There’s a right way and a wrong way to make a nondeductible contribution to a traditional IRA.
For instance, since you’ve already paid income taxes on this money, you can generally convert it to a Roth IRA where earnings grow tax-free. It’s best to do this right away so that your investment doesn’t accrue gains in the meantime.
This strategy, known as a “backdoor Roth conversion,” may make sense if your tax rate is lower than what you expect it to be in the future.
Singles with a modified adjusted gross income of at least $135,000 ($189,000 if married and filing jointly) cannot contribute to a Roth directly, so they may find this strategy valuable.
Be aware that the Tax Cuts and Jobs Act has made Roth conversions somewhat riskier: You can’t reverse a conversion you make in 2018 and savers who made a Roth IRA conversion in 2017 have until Oct. 15, 2018 to undo it.
Also, if you have multiple IRAs, a backdoor Roth could come with a nasty tax bite.
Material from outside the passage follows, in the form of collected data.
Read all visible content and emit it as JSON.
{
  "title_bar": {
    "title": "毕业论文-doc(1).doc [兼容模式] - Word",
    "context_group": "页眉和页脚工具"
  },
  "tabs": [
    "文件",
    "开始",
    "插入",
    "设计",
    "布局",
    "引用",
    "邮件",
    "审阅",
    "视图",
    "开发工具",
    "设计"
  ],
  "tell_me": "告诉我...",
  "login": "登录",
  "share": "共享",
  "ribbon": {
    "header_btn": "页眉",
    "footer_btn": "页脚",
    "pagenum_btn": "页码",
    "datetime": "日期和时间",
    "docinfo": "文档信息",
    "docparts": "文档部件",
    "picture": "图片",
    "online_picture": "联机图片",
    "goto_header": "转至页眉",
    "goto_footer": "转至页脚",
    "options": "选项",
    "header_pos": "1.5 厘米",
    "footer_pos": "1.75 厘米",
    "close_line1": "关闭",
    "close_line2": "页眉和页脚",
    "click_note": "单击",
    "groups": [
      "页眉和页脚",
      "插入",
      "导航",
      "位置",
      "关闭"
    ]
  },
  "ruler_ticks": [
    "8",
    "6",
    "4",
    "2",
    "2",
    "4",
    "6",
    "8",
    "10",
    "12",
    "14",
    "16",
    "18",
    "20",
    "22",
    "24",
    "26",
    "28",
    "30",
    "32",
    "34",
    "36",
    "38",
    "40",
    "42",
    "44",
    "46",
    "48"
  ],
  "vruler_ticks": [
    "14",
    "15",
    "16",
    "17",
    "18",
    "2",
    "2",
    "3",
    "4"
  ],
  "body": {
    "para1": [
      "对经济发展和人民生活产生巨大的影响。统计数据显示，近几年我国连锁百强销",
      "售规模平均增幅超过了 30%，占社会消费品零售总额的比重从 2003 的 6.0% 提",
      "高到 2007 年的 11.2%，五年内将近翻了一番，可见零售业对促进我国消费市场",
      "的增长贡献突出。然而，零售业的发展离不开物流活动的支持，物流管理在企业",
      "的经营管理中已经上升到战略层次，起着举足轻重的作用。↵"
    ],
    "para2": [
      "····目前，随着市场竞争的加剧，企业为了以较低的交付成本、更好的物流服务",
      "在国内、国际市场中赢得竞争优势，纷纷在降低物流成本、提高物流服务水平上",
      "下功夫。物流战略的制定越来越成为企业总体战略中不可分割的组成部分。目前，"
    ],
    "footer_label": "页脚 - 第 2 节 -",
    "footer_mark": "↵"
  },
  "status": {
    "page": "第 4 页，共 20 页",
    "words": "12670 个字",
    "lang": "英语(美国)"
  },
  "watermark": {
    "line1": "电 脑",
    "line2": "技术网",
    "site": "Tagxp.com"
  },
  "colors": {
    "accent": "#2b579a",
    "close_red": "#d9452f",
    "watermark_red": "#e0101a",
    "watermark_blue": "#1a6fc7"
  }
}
In this case, the IRS assesses the tax based on the combined balances of your all IRAs and not just the amount that you’re converting.
If you still want to hold nondeductible IRA contributions without converting them immediately, you should keep that cash separate from any IRAs that have pretax contributions, said O’Mara.
“That keeps the account purely nondeductible, but you do have to track your contributions and your basis in that account,” she said.